The Red Wolf Conspiracy
- First edition (UK)
- Author: Robert V.S. Redick
- Cover artist: Edward Miller
- Language: English
- Series: The Chathrand Voyage
- Genre: Fantasy
- Publisher: Del Rey Books (U.S.) and Gollancz (UK)
- Publication date: February 1, 2008
- Publication place: United States
- Media type: Print (Hardback & Paperback)
- Pages: 462 pp (UK trade paperback edition)
- ISBN: 978-0-575-08177-2 (UK trade paperback edition)
- OCLC: 233261517
- Followed by: The Rats and the Ruling Sea

= The Red Wolf Conspiracy =

2008 novel by Robert V.S. Redick

The Red Wolf Conspiracy is the first book of The Chathrand Voyage fantasy series written by American author Robert V.S. Redick. It was published by Gollancz Books in Britain and Canada in February 2008, and by Del Rey Books in the United States in 2009. The book has been translated into French, German, Polish and Spanish; Russian and Czech translations are forthcoming.

==Plot summary==

The novel begins with a special notice from the Etherhorde Mariner, announcing that the IMS Chathrand has mysteriously vanished at sea on a voyage to transport Thasha Isiq to a political wedding to bring peace to the two competing empires of northwest Alifros.
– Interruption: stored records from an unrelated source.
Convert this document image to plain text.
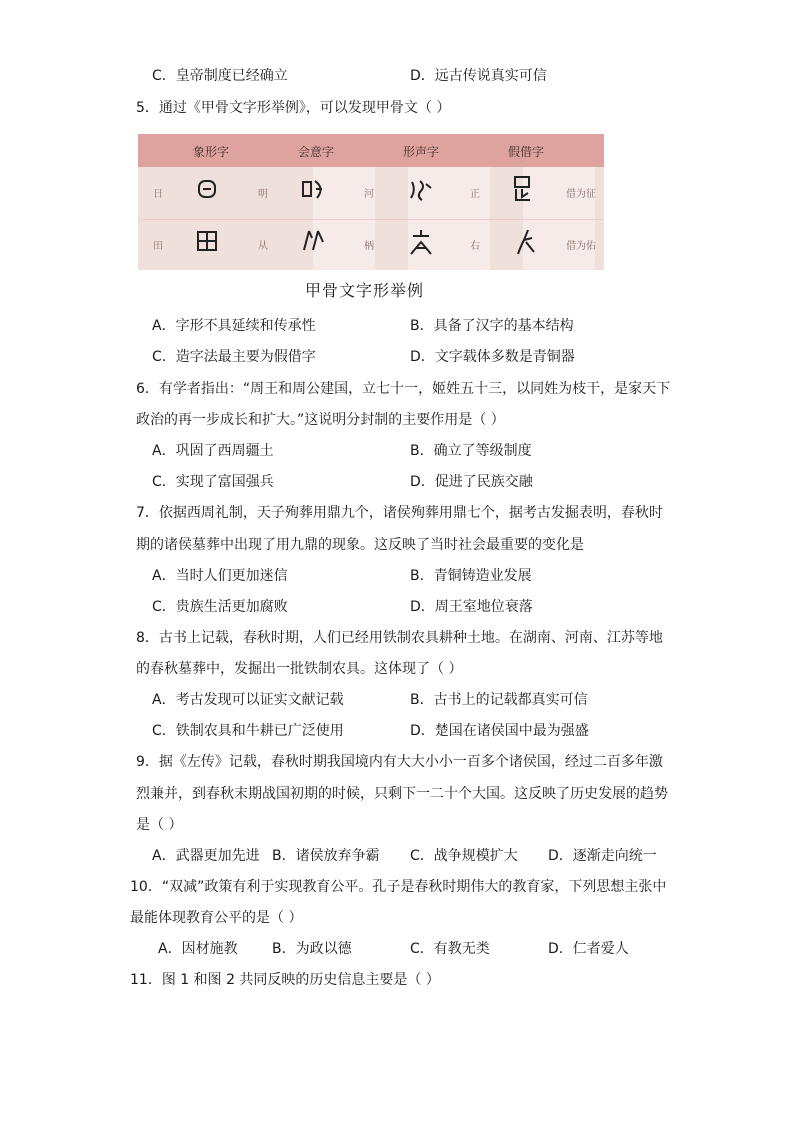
C．皇帝制度已经确立	D．远古传说真实可信
5．通过《甲骨文字形举例》，可以发现甲骨文（ ）
象形字	会意字	形声字	假借字
日	明	河	正	借为征
田	从	柄	右	借为佑
甲骨文字形举例
A．字形不具延续和传承性	B．具备了汉字的基本结构
C．造字法最主要为假借字	D．文字载体多数是青铜器
6．有学者指出：“周王和周公建国，立七十一，姬姓五十三，以同姓为枝干，是家天下
政治的再一步成长和扩大。”这说明分封制的主要作用是（ ）
A．巩固了西周疆土	B．确立了等级制度
C．实现了富国强兵	D．促进了民族交融
7．依据西周礼制，天子殉葬用鼎九个，诸侯殉葬用鼎七个，据考古发掘表明，春秋时
期的诸侯墓葬中出现了用九鼎的现象。这反映了当时社会最重要的变化是
A．当时人们更加迷信	B．青铜铸造业发展
C．贵族生活更加腐败	D．周王室地位衰落
8．古书上记载，春秋时期，人们已经用铁制农具耕种土地。在湖南、河南、江苏等地
的春秋墓葬中，发掘出一批铁制农具。这体现了（ ）
A．考古发现可以证实文献记载	B．古书上的记载都真实可信
C．铁制农具和牛耕已广泛使用	D．楚国在诸侯国中最为强盛
9．据《左传》记载，春秋时期我国境内有大大小小一百多个诸侯国，经过二百多年激
烈兼并，到春秋末期战国初期的时候，只剩下一二十个大国。这反映了历史发展的趋势
是（ ）
A．武器更加先进 B．诸侯放弃争霸 C．战争规模扩大 D．逐渐走向统一
10．“双减”政策有利于实现教育公平。孔子是春秋时期伟大的教育家，下列思想主张中
最能体现教育公平的是（ ）
A．因材施教 B．为政以德	C．有教无类	D．仁者爱人
11．图 1 和图 2 共同反映的历史信息主要是（ ）
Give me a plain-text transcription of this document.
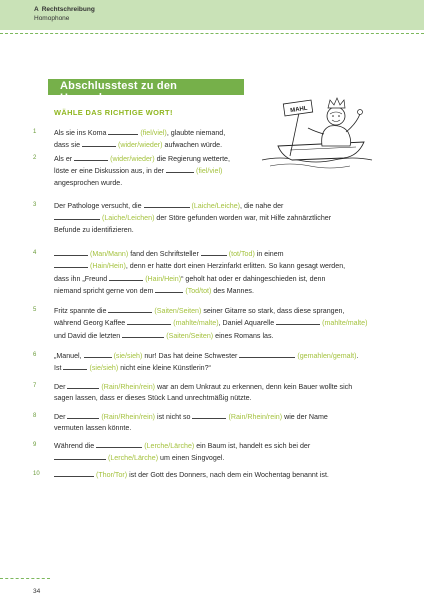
A Rechtschreibung
Homophone
Abschlusstest zu den Homophonen
WÄHLE DAS RICHTIGE WORT!	MAHL
1 Als sie ins Koma	(fiel/viel), glaubte niemand,
dass sie	(wider/wieder) aufwachen würde.
2 Als er	(wider/wieder) die Regierung wetterte,
löste er eine Diskussion aus, in der	(fiel/viel)
angesprochen wurde.
3 Der Pathologe versucht, die	(Laiche/Leiche), die nahe der
(Laiche/Leichen) der Störe gefunden worden war, mit Hilfe zahnärztlicher
Befunde zu identifizieren.
4	(Man/Mann) fand den Schriftsteller	(tot/Tod) in einem
(Hain/Hein), denn er hatte dort einen Herzinfarkt erlitten. So kann gesagt werden,
dass ihn „Freund	(Hain/Hein)“ geholt hat oder er dahingeschieden ist, denn
niemand spricht gerne von dem	(Tod/tot) des Mannes.
5 Fritz spannte die	(Saiten/Seiten) seiner Gitarre so stark, dass diese sprangen,
während Georg Kaffee	(mahlte/malte), Daniel Aquarelle	(mahlte/malte)
und David die letzten	(Saiten/Seiten) eines Romans las.
6 „Manuel,	(sie/sieh) nur! Das hat deine Schwester	(gemahlen/gemalt).
Ist	(sie/sieh) nicht eine kleine Künstlerin?“
7 Der	(Rain/Rhein/rein) war an dem Unkraut zu erkennen, denn kein Bauer wollte sich
sagen lassen, dass er dieses Stück Land unrechtmäßig nützte.
8 Der	(Rain/Rhein/rein) ist nicht so	(Rain/Rhein/rein) wie der Name
vermuten lassen könnte.
9 Während die	(Lerche/Lärche) ein Baum ist, handelt es sich bei der
(Lerche/Lärche) um einen Singvogel.
10	(Thor/Tor) ist der Gott des Donners, nach dem ein Wochentag benannt ist.
34
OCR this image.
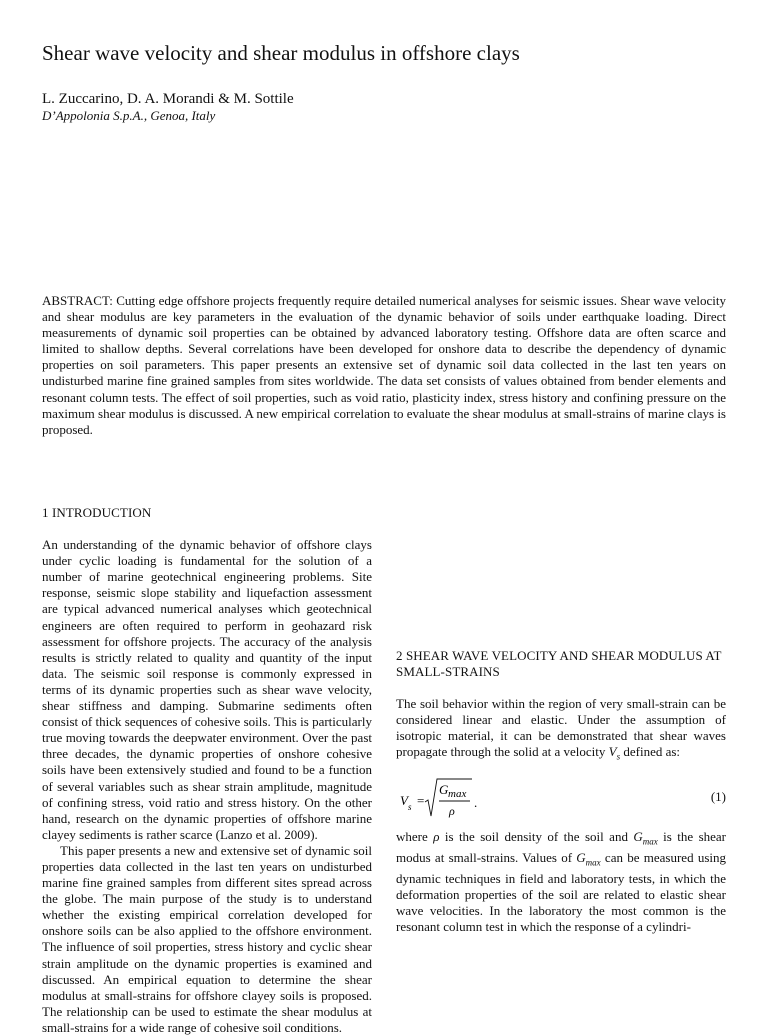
Shear wave velocity and shear modulus in offshore clays
L. Zuccarino, D. A. Morandi & M. Sottile
D’Appolonia S.p.A., Genoa, Italy

ABSTRACT: Cutting edge offshore projects frequently require detailed numerical analyses for seismic issues. Shear wave velocity and shear modulus are key parameters in the evaluation of the dynamic behavior of soils under earthquake loading. Direct measurements of dynamic soil properties can be obtained by advanced laboratory testing. Offshore data are often scarce and limited to shallow depths. Several correlations have been developed for onshore data to describe the dependency of dynamic properties on soil parameters. This paper presents an extensive set of dynamic soil data collected in the last ten years on undisturbed marine fine grained samples from sites worldwide. The data set consists of values obtained from bender elements and resonant column tests. The effect of soil properties, such as void ratio, plasticity index, stress history and confining pressure on the maximum shear modulus is discussed. A new empirical correlation to evaluate the shear modulus at small-strains of marine clays is proposed.

1 INTRODUCTION

An understanding of the dynamic behavior of offshore clays under cyclic loading is fundamental for the solution of a number of marine geotechnical engineering problems. Site response, seismic slope stability and liquefaction assessment are typical advanced numerical analyses which geotechnical engineers are often required to perform in geohazard risk assessment for offshore projects. The accuracy of the analysis results is strictly related to quality and quantity of the input data. The seismic soil response is commonly expressed in terms of its dynamic properties such as shear wave velocity, shear stiffness and damping. Submarine sediments often consist of thick sequences of cohesive soils. This is particularly true moving towards the deepwater environment. Over the past three decades, the dynamic properties of onshore cohesive soils have been extensively studied and found to be a function of several variables such as shear strain amplitude, magnitude of confining stress, void ratio and stress history. On the other hand, research on the dynamic properties of offshore marine clayey sediments is rather scarce (Lanzo et al. 2009).

This paper presents a new and extensive set of dynamic soil properties data collected in the last ten years on undisturbed marine fine grained samples from different sites spread across the globe. The main purpose of the study is to understand whether the existing empirical correlation developed for onshore soils can be also applied to the offshore environment. The influence of soil properties, stress history and cyclic shear strain amplitude on the dynamic properties is examined and discussed. An empirical equation to determine the shear modulus at small-strains for offshore clayey soils is proposed. The relationship can be used to estimate the shear modulus at small-strains for a wide range of cohesive soil conditions.

2 SHEAR WAVE VELOCITY AND SHEAR MODULUS AT SMALL-STRAINS

The soil behavior within the region of very small-strain can be considered linear and elastic. Under the assumption of isotropic material, it can be demonstrated that shear waves propagate through the solid at a velocity $V_s$ defined as:

V s =
G max
ρ
.	(1)

where ρ is the soil density of the soil and $G_{max}$ is the shear modus at small-strains. Values of $G_{max}$ can be measured using dynamic techniques in field and laboratory tests, in which the deformation properties of the soil are related to elastic shear wave velocities. In the laboratory the most common is the resonant column test in which the response of a cylindri-
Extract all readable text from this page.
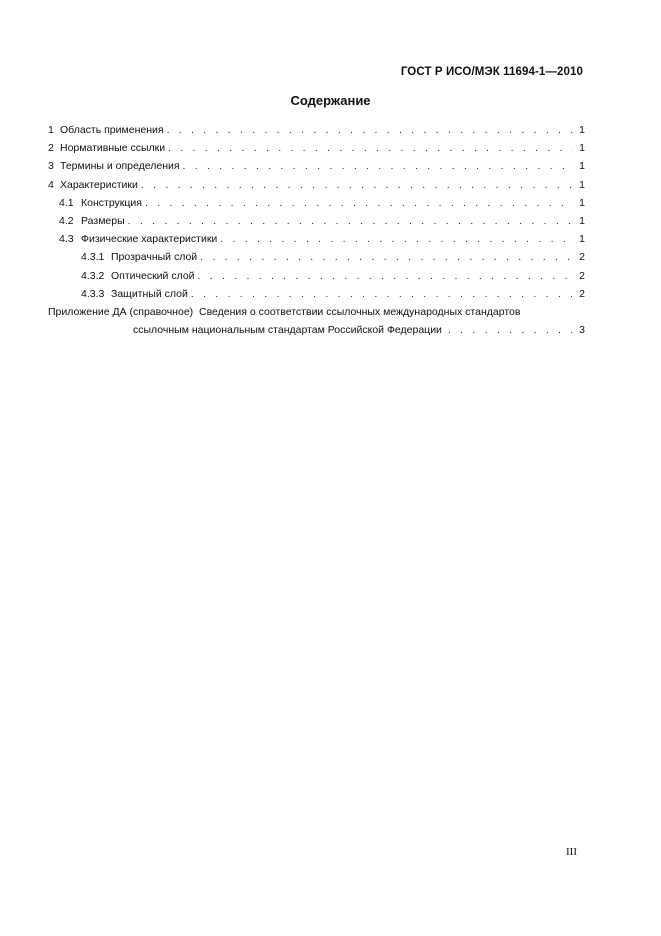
ГОСТ Р ИСО/МЭК 11694-1—2010
Содержание
1 Область применения . . .	1
2 Нормативные ссылки . . .	1
3 Термины и определения . . .	1
4 Характеристики . . .	1
4.1 Конструкция . . .	1
4.2 Размеры . . .	1
4.3 Физические характеристики . . .	1
4.3.1 Прозрачный слой . . .	2
4.3.2 Оптический слой . . .	2
4.3.3 Защитный слой . . .	2
Приложение ДА (справочное) Сведения о соответствии ссылочных международных стандартов
ссылочным национальным стандартам Российской Федерации . . .	3
III
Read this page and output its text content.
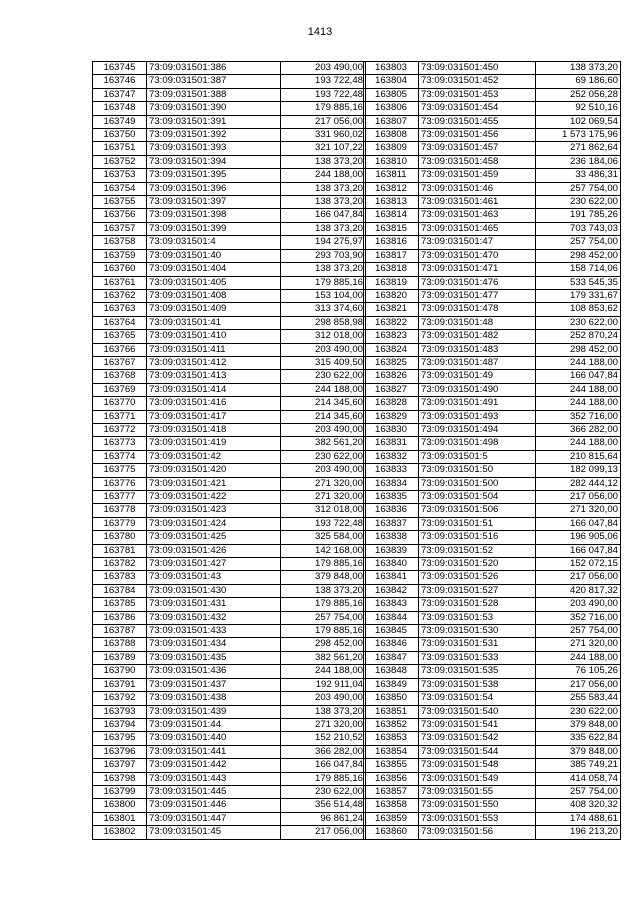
1413
163745	73:09:031501:386	203 490,00
163746	73:09:031501:387	193 722,48
163747	73:09:031501:388	193 722,48
163748	73:09:031501:390	179 885,16
163749	73:09:031501:391	217 056,00
163750	73:09:031501:392	331 960,02
163751	73:09:031501:393	321 107,22
163752	73:09:031501:394	138 373,20
163753	73:09:031501:395	244 188,00
163754	73:09:031501:396	138 373,20
163755	73:09:031501:397	138 373,20
163756	73:09:031501:398	166 047,84
163757	73:09:031501:399	138 373,20
163758	73:09:031501:4	194 275,97
163759	73:09:031501:40	293 703,90
163760	73:09:031501:404	138 373,20
163761	73:09:031501:405	179 885,16
163762	73:09:031501:408	153 104,00
163763	73:09:031501:409	313 374,60
163764	73:09:031501:41	298 858,98
163765	73:09:031501:410	312 018,00
163766	73:09:031501:411	203 490,00
163767	73:09:031501:412	315 409,50
163768	73:09:031501:413	230 622,00
163769	73:09:031501:414	244 188,00
163770	73:09:031501:416	214 345,60
163771	73:09:031501:417	214 345,60
163772	73:09:031501:418	203 490,00
163773	73:09:031501:419	382 561,20
163774	73:09:031501:42	230 622,00
163775	73:09:031501:420	203 490,00
163776	73:09:031501:421	271 320,00
163777	73:09:031501:422	271 320,00
163778	73:09:031501:423	312 018,00
163779	73:09:031501:424	193 722,48
163780	73:09:031501:425	325 584,00
163781	73:09:031501:426	142 168,00
163782	73:09:031501:427	179 885,16
163783	73:09:031501:43	379 848,00
163784	73:09:031501:430	138 373,20
163785	73:09:031501:431	179 885,16
163786	73:09:031501:432	257 754,00
163787	73:09:031501:433	179 885,16
163788	73:09:031501:434	298 452,00
163789	73:09:031501:435	382 561,20
163790	73:09:031501:436	244 188,00
163791	73:09:031501:437	192 911,04
163792	73:09:031501:438	203 490,00
163793	73:09:031501:439	138 373,20
163794	73:09:031501:44	271 320,00
163795	73:09:031501:440	152 210,52
163796	73:09:031501:441	366 282,00
163797	73:09:031501:442	166 047,84
163798	73:09:031501:443	179 885,16
163799	73:09:031501:445	230 622,00
163800	73:09:031501:446	356 514,48
163801	73:09:031501:447	96 861,24
163802	73:09:031501:45	217 056,00
163803	73:09:031501:450	138 373,20
163804	73:09:031501:452	69 186,60
163805	73:09:031501:453	252 056,28
163806	73:09:031501:454	92 510,16
163807	73:09:031501:455	102 069,54
163808	73:09:031501:456	1 573 175,96
163809	73:09:031501:457	271 862,64
163810	73:09:031501:458	236 184,06
163811	73:09:031501:459	33 486,31
163812	73:09:031501:46	257 754,00
163813	73:09:031501:461	230 622,00
163814	73:09:031501:463	191 785,26
163815	73:09:031501:465	703 743,03
163816	73:09:031501:47	257 754,00
163817	73:09:031501:470	298 452,00
163818	73:09:031501:471	158 714,06
163819	73:09:031501:476	533 545,35
163820	73:09:031501:477	179 331,67
163821	73:09:031501:478	108 853,62
163822	73:09:031501:48	230 622,00
163823	73:09:031501:482	252 870,24
163824	73:09:031501:483	298 452,00
163825	73:09:031501:487	244 188,00
163826	73:09:031501:49	166 047,84
163827	73:09:031501:490	244 188,00
163828	73:09:031501:491	244 188,00
163829	73:09:031501:493	352 716,00
163830	73:09:031501:494	366 282,00
163831	73:09:031501:498	244 188,00
163832	73:09:031501:5	210 815,64
163833	73:09:031501:50	182 099,13
163834	73:09:031501:500	282 444,12
163835	73:09:031501:504	217 056,00
163836	73:09:031501:506	271 320,00
163837	73:09:031501:51	166 047,84
163838	73:09:031501:516	196 905,06
163839	73:09:031501:52	166 047,84
163840	73:09:031501:520	152 072,15
163841	73:09:031501:526	217 056,00
163842	73:09:031501:527	420 817,32
163843	73:09:031501:528	203 490,00
163844	73:09:031501:53	352 716,00
163845	73:09:031501:530	257 754,00
163846	73:09:031501:531	271 320,00
163847	73:09:031501:533	244 188,00
163848	73:09:031501:535	76 105,26
163849	73:09:031501:538	217 056,00
163850	73:09:031501:54	255 583,44
163851	73:09:031501:540	230 622,00
163852	73:09:031501:541	379 848,00
163853	73:09:031501:542	335 622,84
163854	73:09:031501:544	379 848,00
163855	73:09:031501:548	385 749,21
163856	73:09:031501:549	414 058,74
163857	73:09:031501:55	257 754,00
163858	73:09:031501:550	408 320,32
163859	73:09:031501:553	174 488,61
163860	73:09:031501:56	196 213,20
Pazel Pathkendel is a young tarboy who is stranded in Etherhorde by a mysterious Dr. Chadfallow. He manages to find work on the Chathrand, but his special power to understand any language attracts the attention of several stowaway Ixchel. The Ixchel warn Pazel that if he tells anyone of their presence, they will kill him, because sailors hate Ixchel and have developed ways of smoking them out of ships.

Thasha arrives on the Chathrand with her father and household. When Pazel has a fit due to the negative side effect of his power, he bumps into Thasha and she takes him to his cabin. There, Pazel meets Ramachni, a wizard from another world, who grants Pazel three words of great power. However, when Pazel insults Thasha's father, who sacked Pazel's hometown, Pazel is expelled from the ship.

As the voyage progresses, it becomes clear something is not right. Chadfallow had previously warned Pazel not to sail on the Chathrand, only to sail on it himself, the captain writes letters to his dead father, the Ixchel notice that several rats on board the ship have awakened and one of them declares a holy war against the captain, a man attacks Thasha's bodyguard only to be saved by the unassuming Mr. Kett, and Thasha feels that her father's mistress is not entirely trustworthy. There is also talk of someone trying to find the 'Red Wolf,' and the 'Nilstone.'

It is revealed that there are several intertwining conspiracies. The emperor of Arqual wants to ignite a civil war in the rival Mzithrin Empire to weaken them. Mr. Kett, who is really a sorcerer, is there to bring the banished Mzithrin King Shaggat back to power, not just to fight the current kings of the Mzithrin Empire, but to take over the world.

As the ship comes to the haunted coast Mr. Kett leads an expedition out to the coast to find the Red Wolf where the Nilstone is hidden. Pazel, who has made his way to the haunted coast, is captured and made part of the expedition. Thasha escapes the Chathrand and meets up with her tutor to help save the day. With Pazel's help, the Nilstone (enclosed in the Red Wolf) is raised from the depths. Kett, after being temporarily defeated, returns to the ship and manages to give the Nilstone to the Shaggat. However, Pazel uses one of his words to turn the Shaggat to stone, preventing Mr. Kett's plans from coming into fruition.

Captain Nilius Rose declares that after Thasha's wedding the Chathrand will head out to sea, never to return.